People who work in the arts have always talked about Miami’s youth as a defining factor. Our arts groups are young, our audiences still learning to love theaters and museums, our donors still learning how to give. Our cultural immaturity is both an excuse for our shortcomings and a reason to cheer when we accomplish anything.
But we’re not quite so young anymore — more confident (if brash) young adult than eager adolescent. The New World School of the Arts, the New World Symphony and world-music presenter Rhythm Foundation all turn 25 this year, while Miami City Ballet celebrated a quarter century in 2011. The Art Center/South Florida on Lincoln Road opened in 1984, the National Foundation for Advancement in the Arts launched in 1981, and, of course, Florida Grand Opera traces its roots to the 1940s.
The three most important local presenters of contemporary work, Tigertail Productions, a veteran at 32, the Miami Light Project, 24, and Miami Dade College’s MDC Live Arts, 22, have become cultural pillars. Even Locust Projects, the adventurous nonprofit gallery that pioneered the Wynwood visual arts scene, is turning 15.
These groups and others have provided a base for the cultural boom spurred by Art Basel Miami Beach, the John S. and James L. Knight Foundation and the Miami-Dade Cultural Affairs Council. That growth has been a major boost for the community — a study by Americans for the Arts found that the economic impact of arts and culture in Miami-Dade topped $1 billion in 2010, surpassed only by New York, Chicago, Los Angeles and Philadelphia.
But the past decade has seen losses, too, from the Florida Philharmonic and Ballet Gamonet to the Coconut Grove Playhouse. And continuing economic uncertainty keeps arts groups locked in a wearying struggle for survival.
As Miami teeters between aspiration and achievement, it seems a good time to ask what the city needs to become the world-class cultural center it aspires to be.

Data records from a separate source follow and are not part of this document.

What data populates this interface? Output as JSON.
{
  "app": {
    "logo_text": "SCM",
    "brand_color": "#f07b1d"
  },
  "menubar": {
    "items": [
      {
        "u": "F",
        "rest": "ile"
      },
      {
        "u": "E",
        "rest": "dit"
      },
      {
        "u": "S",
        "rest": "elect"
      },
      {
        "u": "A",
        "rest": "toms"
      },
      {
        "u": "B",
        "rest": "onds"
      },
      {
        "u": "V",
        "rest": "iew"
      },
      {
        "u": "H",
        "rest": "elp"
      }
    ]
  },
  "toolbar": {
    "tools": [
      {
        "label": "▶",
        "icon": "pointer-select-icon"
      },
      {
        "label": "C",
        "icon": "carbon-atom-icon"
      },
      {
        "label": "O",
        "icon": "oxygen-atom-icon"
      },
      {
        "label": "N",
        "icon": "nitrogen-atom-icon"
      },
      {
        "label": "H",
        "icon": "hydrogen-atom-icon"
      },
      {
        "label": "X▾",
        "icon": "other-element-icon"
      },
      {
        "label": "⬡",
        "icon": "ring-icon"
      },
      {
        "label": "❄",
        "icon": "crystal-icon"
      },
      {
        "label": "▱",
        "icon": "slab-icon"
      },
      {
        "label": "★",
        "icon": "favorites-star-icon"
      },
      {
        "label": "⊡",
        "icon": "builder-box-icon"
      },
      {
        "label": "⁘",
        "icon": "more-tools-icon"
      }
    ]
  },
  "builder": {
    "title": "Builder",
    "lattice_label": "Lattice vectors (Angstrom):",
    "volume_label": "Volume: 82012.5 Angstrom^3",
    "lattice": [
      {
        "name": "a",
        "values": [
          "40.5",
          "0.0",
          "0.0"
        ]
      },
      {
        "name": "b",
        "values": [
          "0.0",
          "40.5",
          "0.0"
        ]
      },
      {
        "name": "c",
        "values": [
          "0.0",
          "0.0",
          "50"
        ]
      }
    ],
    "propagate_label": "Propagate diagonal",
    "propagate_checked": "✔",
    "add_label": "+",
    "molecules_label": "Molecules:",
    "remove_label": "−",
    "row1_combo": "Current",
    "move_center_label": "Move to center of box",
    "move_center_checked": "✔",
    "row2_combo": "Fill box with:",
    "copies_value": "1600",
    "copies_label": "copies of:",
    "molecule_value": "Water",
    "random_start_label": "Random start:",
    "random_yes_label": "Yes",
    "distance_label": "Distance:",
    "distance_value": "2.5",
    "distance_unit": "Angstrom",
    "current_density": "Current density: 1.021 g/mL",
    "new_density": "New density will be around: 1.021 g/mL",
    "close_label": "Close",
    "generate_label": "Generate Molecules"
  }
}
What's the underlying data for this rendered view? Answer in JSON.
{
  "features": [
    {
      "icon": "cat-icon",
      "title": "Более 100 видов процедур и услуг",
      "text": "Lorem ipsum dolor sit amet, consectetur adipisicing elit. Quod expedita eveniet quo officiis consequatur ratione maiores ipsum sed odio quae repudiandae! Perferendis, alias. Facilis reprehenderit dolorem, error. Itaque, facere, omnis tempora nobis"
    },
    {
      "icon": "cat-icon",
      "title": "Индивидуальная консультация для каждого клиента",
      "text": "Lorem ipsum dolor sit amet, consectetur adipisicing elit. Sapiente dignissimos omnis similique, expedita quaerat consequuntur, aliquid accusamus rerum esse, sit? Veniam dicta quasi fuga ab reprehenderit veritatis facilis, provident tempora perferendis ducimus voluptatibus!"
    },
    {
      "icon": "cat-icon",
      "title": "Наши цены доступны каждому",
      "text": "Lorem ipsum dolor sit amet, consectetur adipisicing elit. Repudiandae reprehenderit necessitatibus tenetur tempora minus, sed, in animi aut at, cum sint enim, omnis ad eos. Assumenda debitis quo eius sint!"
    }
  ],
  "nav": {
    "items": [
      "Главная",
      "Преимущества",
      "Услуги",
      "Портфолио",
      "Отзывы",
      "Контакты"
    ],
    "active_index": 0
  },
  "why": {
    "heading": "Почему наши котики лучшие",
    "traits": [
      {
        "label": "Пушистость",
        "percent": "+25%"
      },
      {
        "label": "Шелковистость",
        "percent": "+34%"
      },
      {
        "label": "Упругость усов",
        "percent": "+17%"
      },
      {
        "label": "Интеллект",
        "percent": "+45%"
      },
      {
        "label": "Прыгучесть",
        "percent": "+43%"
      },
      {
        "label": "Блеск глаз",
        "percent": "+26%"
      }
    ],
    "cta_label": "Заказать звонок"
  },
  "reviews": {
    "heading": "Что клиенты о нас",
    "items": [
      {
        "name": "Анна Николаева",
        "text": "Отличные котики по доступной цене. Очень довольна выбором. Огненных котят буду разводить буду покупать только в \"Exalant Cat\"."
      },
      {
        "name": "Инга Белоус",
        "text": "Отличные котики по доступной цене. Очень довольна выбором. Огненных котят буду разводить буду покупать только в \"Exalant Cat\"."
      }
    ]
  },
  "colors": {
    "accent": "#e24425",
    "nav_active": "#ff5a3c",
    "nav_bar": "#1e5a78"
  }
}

Funding is always an issue, but the people we spoke to yearned for more intangible things: more leadership, business involvement, awareness of an already wide range of arts offerings, more focus on artistic substance and less on scene-driven excitement. And more bike paths and bus lines.
Less engaged
While the Miami-Dade Cultural Affairs Council has maintained funding and political support in an era of government cutbacks, few major corporations call Miami home, and so lack the hometown allegiance that leads to image-building donations.
“Cities where corporations are established or have the largest footprint are most engaged in cultural philanthropy,” says Thom Collins, director of the Miami Art Museum. And, he says, those that are here don’t match their financial investment with a cultural one. “Increasingly we have big banks, big developers, who see this community as the future, and they tend to be less engaged than they should be.”
That engagement doesn’t have to be financial, says Joseph Adler, producing artistic director of GableStage, who wishes companies would encourage employees to serve on boards or provide in-kind accounting, marketing or legal services. “We need more corporations to step up in any way,” Adler says. “It’s not just about money, it’s about the guidance and counsel they can provide.”